Eyewitness News reports:
Attorneys for the American Civil Liberties Union say Daphne Beasley, the principal of Hollis F. Price Middle College High School in South Memphis, went way beyond her role as educator.
The ACLU says in September 2007, Beasley asked her staff to give her the names of students who were couples, heterosexual and homosexual, because she wanted to keep an eye on them to cut down on public displays of affection.
She's accused of publicly posting the names of those students, including two boys, Andrew and Nicholas, who had just started dating. The ACLU says that in doing so, Beasley revealed their relationship to other students, teachers and even their parents.

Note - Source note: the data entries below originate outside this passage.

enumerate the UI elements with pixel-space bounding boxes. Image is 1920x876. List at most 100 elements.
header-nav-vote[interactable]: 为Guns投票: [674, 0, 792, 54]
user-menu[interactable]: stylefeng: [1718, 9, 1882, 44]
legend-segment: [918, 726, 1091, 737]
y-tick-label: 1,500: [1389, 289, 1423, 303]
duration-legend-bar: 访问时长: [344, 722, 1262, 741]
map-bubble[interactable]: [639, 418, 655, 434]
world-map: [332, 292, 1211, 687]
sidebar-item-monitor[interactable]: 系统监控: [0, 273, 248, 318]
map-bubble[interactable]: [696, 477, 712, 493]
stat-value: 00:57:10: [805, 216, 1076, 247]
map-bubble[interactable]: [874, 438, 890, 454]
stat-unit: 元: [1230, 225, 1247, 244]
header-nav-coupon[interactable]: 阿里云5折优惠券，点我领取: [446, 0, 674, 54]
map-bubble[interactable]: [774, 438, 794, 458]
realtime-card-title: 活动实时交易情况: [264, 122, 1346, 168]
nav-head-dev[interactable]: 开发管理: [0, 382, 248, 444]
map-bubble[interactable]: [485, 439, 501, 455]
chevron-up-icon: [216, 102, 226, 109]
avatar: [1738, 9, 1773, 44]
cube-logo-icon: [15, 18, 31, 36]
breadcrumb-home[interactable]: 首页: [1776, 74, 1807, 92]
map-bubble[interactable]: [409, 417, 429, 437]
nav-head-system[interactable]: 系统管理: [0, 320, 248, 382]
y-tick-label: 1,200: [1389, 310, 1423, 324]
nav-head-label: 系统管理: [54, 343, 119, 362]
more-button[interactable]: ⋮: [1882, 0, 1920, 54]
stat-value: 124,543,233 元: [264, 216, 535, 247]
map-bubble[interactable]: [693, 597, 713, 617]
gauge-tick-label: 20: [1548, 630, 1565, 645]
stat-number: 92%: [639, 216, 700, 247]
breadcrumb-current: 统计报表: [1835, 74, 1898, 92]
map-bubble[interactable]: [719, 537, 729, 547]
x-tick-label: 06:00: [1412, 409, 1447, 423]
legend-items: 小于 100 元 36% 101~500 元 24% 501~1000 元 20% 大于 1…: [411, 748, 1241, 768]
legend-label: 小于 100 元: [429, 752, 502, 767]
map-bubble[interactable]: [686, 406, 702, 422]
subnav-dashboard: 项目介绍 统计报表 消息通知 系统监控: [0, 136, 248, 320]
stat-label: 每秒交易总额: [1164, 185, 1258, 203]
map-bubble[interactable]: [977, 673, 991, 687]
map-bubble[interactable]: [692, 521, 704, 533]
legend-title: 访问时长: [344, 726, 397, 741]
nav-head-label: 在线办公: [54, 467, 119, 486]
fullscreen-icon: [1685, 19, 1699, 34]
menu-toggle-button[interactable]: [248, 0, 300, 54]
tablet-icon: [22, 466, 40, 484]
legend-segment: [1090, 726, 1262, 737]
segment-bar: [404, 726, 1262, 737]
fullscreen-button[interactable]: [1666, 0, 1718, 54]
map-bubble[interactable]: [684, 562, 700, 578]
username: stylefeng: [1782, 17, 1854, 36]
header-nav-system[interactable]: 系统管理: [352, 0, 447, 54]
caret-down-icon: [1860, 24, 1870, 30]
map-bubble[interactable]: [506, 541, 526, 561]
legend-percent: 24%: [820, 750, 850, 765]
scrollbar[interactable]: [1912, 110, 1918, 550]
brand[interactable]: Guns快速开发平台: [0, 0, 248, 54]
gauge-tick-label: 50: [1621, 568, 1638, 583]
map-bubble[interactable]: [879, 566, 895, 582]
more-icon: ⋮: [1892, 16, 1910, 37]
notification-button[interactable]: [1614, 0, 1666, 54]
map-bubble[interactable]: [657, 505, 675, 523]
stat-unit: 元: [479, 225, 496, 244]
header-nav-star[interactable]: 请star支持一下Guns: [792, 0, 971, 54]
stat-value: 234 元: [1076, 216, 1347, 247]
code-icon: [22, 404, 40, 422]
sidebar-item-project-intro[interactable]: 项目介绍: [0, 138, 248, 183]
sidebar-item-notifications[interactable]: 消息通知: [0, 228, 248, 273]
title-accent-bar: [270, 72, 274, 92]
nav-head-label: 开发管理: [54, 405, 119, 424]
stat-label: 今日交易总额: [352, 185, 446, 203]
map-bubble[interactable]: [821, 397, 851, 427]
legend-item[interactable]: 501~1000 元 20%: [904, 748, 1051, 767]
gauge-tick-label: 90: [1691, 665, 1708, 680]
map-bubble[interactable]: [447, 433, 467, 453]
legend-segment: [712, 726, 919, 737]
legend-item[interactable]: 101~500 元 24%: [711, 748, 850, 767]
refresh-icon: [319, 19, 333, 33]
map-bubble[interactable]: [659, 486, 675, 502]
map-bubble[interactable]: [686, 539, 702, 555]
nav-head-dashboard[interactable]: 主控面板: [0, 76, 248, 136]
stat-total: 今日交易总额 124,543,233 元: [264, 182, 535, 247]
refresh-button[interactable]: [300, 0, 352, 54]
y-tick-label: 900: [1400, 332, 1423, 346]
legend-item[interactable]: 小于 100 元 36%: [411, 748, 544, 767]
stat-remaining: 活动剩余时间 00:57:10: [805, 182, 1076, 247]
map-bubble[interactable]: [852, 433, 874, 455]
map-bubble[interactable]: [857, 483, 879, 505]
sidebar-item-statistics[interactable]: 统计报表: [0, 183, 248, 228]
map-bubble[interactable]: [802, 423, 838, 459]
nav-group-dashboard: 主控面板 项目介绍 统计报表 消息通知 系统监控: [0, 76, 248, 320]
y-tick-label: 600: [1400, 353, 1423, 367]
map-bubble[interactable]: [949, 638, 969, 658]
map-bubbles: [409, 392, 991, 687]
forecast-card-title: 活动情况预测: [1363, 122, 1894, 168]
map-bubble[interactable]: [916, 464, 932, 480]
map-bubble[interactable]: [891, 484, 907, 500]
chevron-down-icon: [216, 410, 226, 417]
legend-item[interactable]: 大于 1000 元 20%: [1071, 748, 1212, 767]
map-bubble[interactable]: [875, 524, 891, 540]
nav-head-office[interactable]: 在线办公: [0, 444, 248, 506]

In a letter sent Tuesday, April 29, 2008 to Memphis City Schools, the ACLU says the principal's actions violated the students' constitutional rights to equal protection, freedom of expression and association, due process and privacy.
"Our first reaction was wow, this is unbelievable that a principal has gone this far," says ACLU attorney Christine Sun. "The constitution protects all of us from the government intruding in our private lives when there isn't a reason to do that. This was morally and legally wrong."
One of the young men, Nicholas, an 11th grader who just made the Dean's List, spoke with Eyewitness News Everywhere.
"It was actually frightening," he says, "to see a list with my name on it where not just other teachers could see but students as well."